Get roped into Houston, Texas’ oddball charmer

Get roped into Houston, Texas’ oddball charmer

Austin is not the only happening city in the Lone Star state. After taking a turn in the spotlight as the host of Super Bowl LI, Houston is continuing to wow visitors with offbeat art and food. Despite being America’s fourth largest city, many of its attractions are clustered in special districts, making it easy to take in lots of sites.  

What’s hot on the culinary scene

Forget barbecue and Tex-Mex; Houston’s hottest restaurateurs right now are chef Hugo Ortega and Tracy Vaught.

This winter, the couple opened their fifth restaurant, Xochi, in a sleek modern space where Ortega and his pastry chef brother Ruben develop intricate, earthy dishes based on traditional flavors of Oaxaca, Mexico. Moles — from classic mole negro to mole de chicatana (ant mole) — and Oaxacan street dishes are a specialty. Most ingredients are handmade in-house, including the chocolate, which is ground from Mexican cacao beans. Or, relax at the bar with some baked oysters and the finest tequila and mezcal cocktails.

The “secret” bar trend hasn’t passed this city by. Located above local favorite bar The Pastry War is the speakeasy bar-within-a-bar Tongue-Cut Sparrow — the name is inspired by a Japanese tale of greed, jealousy and friendship.
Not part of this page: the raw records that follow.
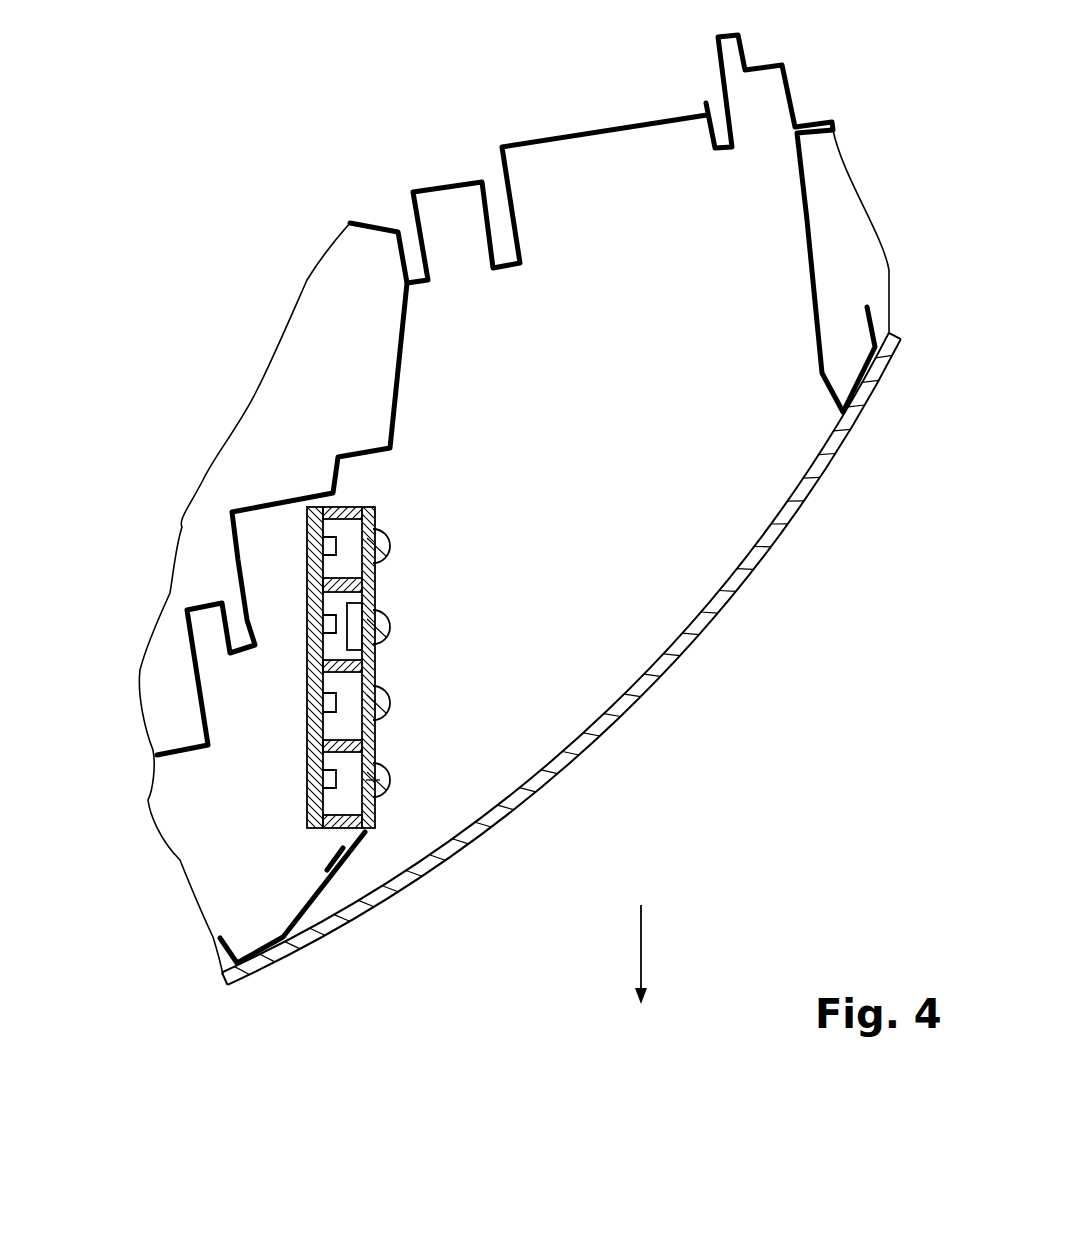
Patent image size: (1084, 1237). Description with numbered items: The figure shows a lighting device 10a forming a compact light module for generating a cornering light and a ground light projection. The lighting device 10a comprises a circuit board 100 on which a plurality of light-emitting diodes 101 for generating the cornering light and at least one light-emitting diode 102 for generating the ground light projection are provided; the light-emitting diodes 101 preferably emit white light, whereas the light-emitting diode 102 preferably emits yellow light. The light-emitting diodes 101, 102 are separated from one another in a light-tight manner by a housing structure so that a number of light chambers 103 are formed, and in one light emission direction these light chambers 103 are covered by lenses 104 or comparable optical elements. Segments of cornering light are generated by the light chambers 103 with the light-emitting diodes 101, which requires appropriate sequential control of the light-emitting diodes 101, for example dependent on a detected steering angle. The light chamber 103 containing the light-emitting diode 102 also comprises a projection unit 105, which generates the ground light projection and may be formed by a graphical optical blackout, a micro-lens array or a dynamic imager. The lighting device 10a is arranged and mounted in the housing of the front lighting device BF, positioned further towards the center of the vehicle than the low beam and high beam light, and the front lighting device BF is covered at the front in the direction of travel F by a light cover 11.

The lighting device 10a is at (480, 516).
The light cover 11 is at (704, 619).
The circuit board 100 is at (320, 753).
The light-emitting diodes 101 is at (325, 546).
The light-emitting diode 102 is at (327, 622).
The light chambers 103 is at (347, 533).
The lenses 104 is at (373, 783).
The projection unit 105 is at (357, 628).
The direction of travel F is at (637, 950).
The front lighting device BF is at (767, 808).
True, it feel like you’re heading somewhere illicit as you enter via stairs at the back of the downstairs bar, but the tiny space (just 25 seats) steeped in old-world Americans is a formal cocktail bar. There is no food, but complimentary bar snacks are served with the perfectly executed bespoke and classic cocktails.

You haven’t seen this kind of art

The museum district concentrates Houston’s 19 major institutes of art and culture in a walkable area, with special events taking place all summer long like Sci-Fi Super Powers WonderWeek at the Children’s Museum of Houston, origami at the Jung Center and the latest modern art at Diverseworks.  

To experience something many city dwellers without a car know nothing about, take a detour to the Rice Military neighborhood where, apart from the famous Beer Can House, you’ll find the Art Car Museum.

Just past Glenwood Cemetery, where Houston notables like oil biz scion, aviator and Hollywood producer Howard Hughes are buried, this unique museum celebrates what is an all-American art: transforming driving machines into rolling masterpieces, like this year’s new standout, the bejeweled Purple Rain car topped with a statue of Prince straddling his motorbike.

Through painstaking craft and the wildest imagination, the basic tenet of Art Cars is to return what is a mass-produced item to an individual form of expression. The museum is open daily and is free.

A hotel you’ll remember

No trip to Houston is complete without a swim (or inner tube float) around Texas via the Texas-shaped lazy river on the sixth floor Parkview Terrace at the Marriott Marquis Houston, which opened in the winter.

One problem: Only hotel guests have access to the Parkview Terrace, which overlooks pretty Discovery Green park. But you can get in by booking a treatment at the hotel’s gorgeous Pure Spa, which allows you entry to the 60,000-square-foot pool deck that also includes an infinity pool and a 13-person hot tub, along with the HighDive bar, cabanas and fire pits. Parkview Terrace is rightfully jammed on weekends, so just keep that tip under your recently purchased cowboy hat.